Loi fédérale sur l'impôt anticipé

Le Conseil fédéral approuve la nouvelle exemption proposée par la CER-E en cas de prestations bénévoles affectées à des buts de service public ou d'utilité publique telles qu'elles sont définies dans le nouvel art. 5, al. 1, let. f, LIA.

2.2.4

Loi fédérale régissant la taxe sur la valeur ajoutée

Le projet ajoute un nouvel article, l'art. 33a, à la loi fédérale régissant la taxe sur la valeur ajoutée (LTVA), qui prévoit une réglementation particulière pour l'imposition fiscale des contributions versées à ou par des organisations d'utilité publique et faisant l'objet d'une publication (en particulier, des remerciements). Cette réglementation précise que le fait de citer publiquement le nom de l'auteur de la contribution ne constitue plus une prestation imposable en raison de son caractère publicitaire ou parce qu'elle vise à promouvoir son image, dès lors que le nom est mentionné sous une forme neutre, c'est-à-dire sans tout complément qui pourrait avoir un effet publicitaire ou viser à promouvoir son image, par exemple en faisant allusion aux produits qu'il fabrique ou diffuse. Les al. 1 et 2 du nouvel art. 33a LTVA précisent encore qu'il n'y a pas de prestation imposable si le bénéficiaire des contributions utilise seulement le logo ou la raison de commerce du donateur lorsqu'il cite son nom publiquement.

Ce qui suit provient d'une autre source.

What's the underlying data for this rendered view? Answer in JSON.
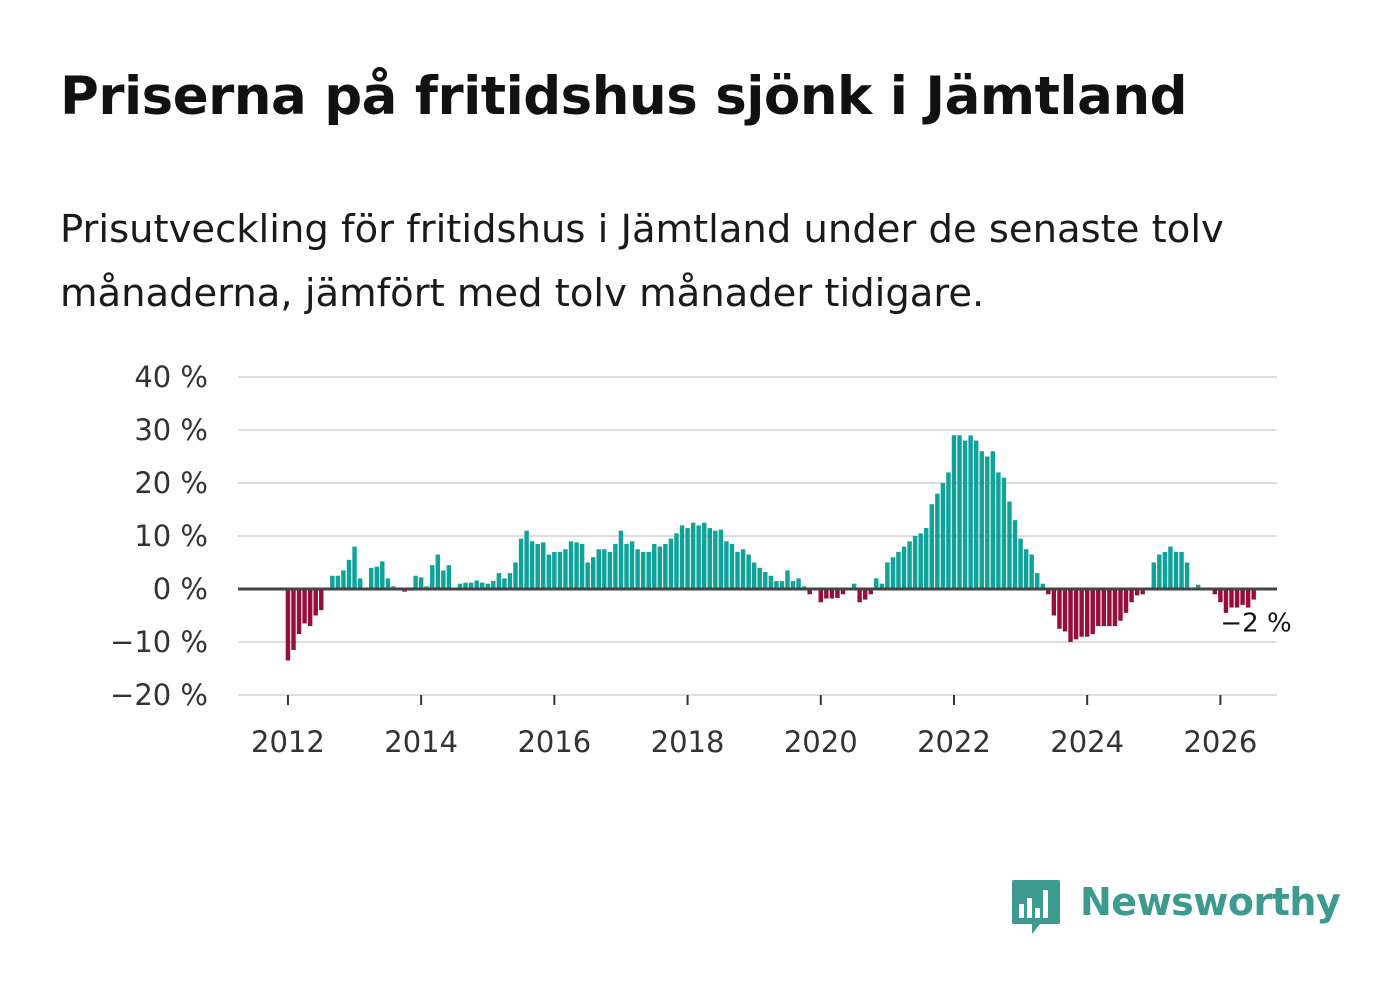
{
  "header": {
    "title": "Priserna på fritidshus sjönk i Jämtland",
    "subtitle": "Prisutveckling för fritidshus i Jämtland under de senaste tolv månaderna, jämfört med tolv månader tidigare."
  },
  "colors": {
    "positive": "#0fa39a",
    "negative": "#960f3c",
    "grid": "#dddddd",
    "zero_line": "#444444",
    "brand": "#3d9a8f"
  },
  "brand": {
    "name": "Newsworthy",
    "icon": "newsworthy-bar-chart-icon"
  },
  "chart_data": {
    "type": "bar",
    "title": "Priserna på fritidshus sjönk i Jämtland",
    "xlabel": "",
    "ylabel": "",
    "ylim": [
      -20,
      40
    ],
    "y_ticks": [
      40,
      30,
      20,
      10,
      0,
      -10,
      -20
    ],
    "y_tick_labels": [
      "40 %",
      "30 %",
      "20 %",
      "10 %",
      "0 %",
      "−10 %",
      "−20 %"
    ],
    "x_ticks": [
      2012,
      2014,
      2016,
      2018,
      2020,
      2022,
      2024,
      2026
    ],
    "x_tick_labels": [
      "2012",
      "2014",
      "2016",
      "2018",
      "2020",
      "2022",
      "2024",
      "2026"
    ],
    "x_range": [
      2011.25,
      2026.85
    ],
    "grid": true,
    "series": [
      {
        "name": "Prisutveckling",
        "start": 2012.0,
        "step_months": 1,
        "values": [
          -13.5,
          -11.5,
          -8.5,
          -6.5,
          -7,
          -5,
          -4,
          0,
          2.5,
          2.5,
          3.5,
          5.5,
          8,
          2,
          0,
          4,
          4.2,
          5.2,
          2,
          0.5,
          0,
          -0.5,
          -0.3,
          2.5,
          2.2,
          0.5,
          4.5,
          6.5,
          3.5,
          4.5,
          0,
          1,
          1.2,
          1.2,
          1.6,
          1.2,
          1,
          1.5,
          3,
          2,
          3,
          5,
          9.5,
          11,
          9,
          8.5,
          8.8,
          6.5,
          7,
          7,
          7.5,
          9,
          8.8,
          8.5,
          5,
          6,
          7.5,
          7.5,
          7,
          8.5,
          11,
          8.5,
          9,
          7.5,
          7,
          7,
          8.5,
          8,
          8.5,
          9.5,
          10.5,
          12,
          11.5,
          12.5,
          12,
          12.5,
          11.5,
          11,
          11.2,
          9,
          8.5,
          7,
          7.5,
          6.5,
          5,
          4,
          3.2,
          2.5,
          1.5,
          1.5,
          3.5,
          1.5,
          2,
          0.5,
          -1,
          0,
          -2.5,
          -1.8,
          -1.8,
          -1.7,
          -1,
          0,
          1,
          -2.5,
          -2,
          -1,
          2,
          1,
          5,
          6,
          7,
          8,
          9,
          10,
          10.5,
          11.5,
          16,
          18,
          20,
          22,
          29,
          29,
          28,
          29,
          28,
          26,
          25,
          26,
          22,
          21,
          16.5,
          13,
          9.5,
          7.5,
          6.5,
          3,
          1,
          -1,
          -5,
          -7.5,
          -8,
          -10,
          -9.5,
          -9,
          -9,
          -8.5,
          -7,
          -7,
          -7,
          -7,
          -6,
          -4.5,
          -2.5,
          -1.2,
          -1,
          0,
          5,
          6.5,
          7,
          8,
          7,
          7,
          5,
          0,
          0.8,
          0,
          0,
          -1,
          -2.5,
          -4.5,
          -3.5,
          -3.5,
          -3,
          -3.5,
          -2
        ],
        "last_value_label": "−2 %"
      }
    ]
  }
}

Le Conseil fédéral peut approuver cette nouvelle réglementation. Celle-ci se limite expressément à des cas où il est question d'organisations qui sont réputées d'utilité publique, et elle empêche ainsi toute érosion indésirable du système d'imposition des transactions qui requiert l'imposition des prestations de services ayant un quelconque effet publicitaire.

Le Conseil fédéral peut aussi approuver l'al. 4, qui énumère les conditions déterminantes pour qu'une certaine organisation soit réputée d'utilité publique dans le cadre de versements à titre de sponsoring. Ces critères s'appuient sur la jurisprudence de longue date du Tribunal fédéral en matière de définition de la notion d'«utilité publique» appliquée dans le cadre de l'impôt fédéral direct. Cette disposition doit instaurer une pratique uniforme sur l'ensemble du territoire suisse.

3

Conséquences financières et effets sur l'état du personnel, relations avec le droit européen et constitutionnalité

Le Conseil fédéral se rallie au rapport de la commission en ce qui concerne les conséquences financières et les effets sur l'état du personnel, les relations avec le droit européen et la constitutionnalité.